Złodzieje pokochali gruchoty
Masz stary samochód - zacznij się martwić, ostrzega "Rzeczpospolita". Dlaczego? - bo złodzieje pokochali gruchoty.
Po kilku latach względnego spokoju w kraju nasiliły się kradzieże samochodów, wynika z danych Komendy Głównej Policji, na które powołuje się gazeta. W pierwszym półroczu br. policja wszczęła 7827 spraw o kradzież pojazdów (wartych łącznie 244 mln zł).

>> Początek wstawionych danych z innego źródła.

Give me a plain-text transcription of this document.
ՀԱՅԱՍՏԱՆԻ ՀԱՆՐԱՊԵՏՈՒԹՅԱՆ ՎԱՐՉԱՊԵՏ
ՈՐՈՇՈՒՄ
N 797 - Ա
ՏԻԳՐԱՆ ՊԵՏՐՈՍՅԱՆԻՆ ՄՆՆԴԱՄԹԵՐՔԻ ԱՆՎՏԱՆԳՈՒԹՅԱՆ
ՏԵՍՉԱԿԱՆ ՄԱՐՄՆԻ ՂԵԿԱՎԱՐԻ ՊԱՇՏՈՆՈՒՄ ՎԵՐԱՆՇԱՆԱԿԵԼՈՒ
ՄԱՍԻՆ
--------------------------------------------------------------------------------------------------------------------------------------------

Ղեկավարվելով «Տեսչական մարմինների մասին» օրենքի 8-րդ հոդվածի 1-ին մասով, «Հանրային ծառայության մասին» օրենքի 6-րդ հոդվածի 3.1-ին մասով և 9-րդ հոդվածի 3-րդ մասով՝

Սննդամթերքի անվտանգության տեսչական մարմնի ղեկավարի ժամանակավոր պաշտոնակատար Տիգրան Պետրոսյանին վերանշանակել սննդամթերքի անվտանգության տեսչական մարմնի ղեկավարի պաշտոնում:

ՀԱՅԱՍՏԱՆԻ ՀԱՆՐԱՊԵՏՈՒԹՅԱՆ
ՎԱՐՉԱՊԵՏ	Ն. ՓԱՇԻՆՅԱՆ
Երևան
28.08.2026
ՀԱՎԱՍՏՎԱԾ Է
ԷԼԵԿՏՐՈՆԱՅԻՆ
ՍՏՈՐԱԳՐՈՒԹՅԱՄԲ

W samej tylko stolicy złodzieje ukradli w tym okresie 1349 samochodów, czyli o ponad 11 proc. więcej niż w tym samym czasie w 2010 r.
Co ciekawe złodzieje kradną teraz głównie starsze auta, które rozbierają w "dziuplach", a części sprzedają. W całym kraju największym wzięciem wśród rabusiów cieszą się Volkswageny Passaty i samochody marki Audi. Wyjątkiem jest Warszawa, gdzie kradzione są najczęściej modele japońskie: Hondy Civic i Accord.
Jak ustrzec sie przed kradzieżą? Kilka prostych i tanich sposobów:
Wbrew pozorom dobrym pomysłem jest zamontowanie atrapy alarmu w postaci mrugającej diody koloru czerwonego lub niebieskiego. Na pierwszy rzut oka niewprawny złodziej nie stwierdzi, czy ma do czynienia z rzeczywistym zabezpieczeniem czy tylko jego namiastką. Jest duża szansa, że skieruje wtedy swoją uwagę na inny obiekt. Pomóc w zmyleniu przeciwnika mogą też naklejone na szybach oznaczenia sugerujące, że nasze auto chronione jest profesjonalnym alarmem. Nie ma się jednak co łudzić, że takie zabiegi przestraszą profesjonalistów w swoim fachu, którzy mają zamiar ukraść właśnie to konkretne auto.
Ogólnie rzecz biorąc, największą skuteczność mają nie seryjne alarmy, które każdy złodziej zna na pamięć, a właśnie "domowe sposoby" zabezpieczenia przed kradzieżą. Oprócz wspomnianej diody, może to być coś bardziej zaawansowanego. Na przykład ukryty wyłącznik zapłonu, o którego umiejscowieniu wie tylko kierowca. Mogą to być wszelkiego rodzaju mechaniczne zabezpieczenia, inne od tych kupowanych w sklepach.
Dobrym sposobem na złodziei-amatorów jest użycie mechanicznej blokady na kierownicę, dźwignię zmiany biegów czy pedały. Choć dla znających się na rzeczy amatorów cudzej własności złamanie takich systemów zajmie kilka, kilkanaście sekund, to może się okazać, że ten właśnie czas zadecyduje o tym, że skierują oni swoją uwagę na sąsiednie auta, w których tych blokad nie ma.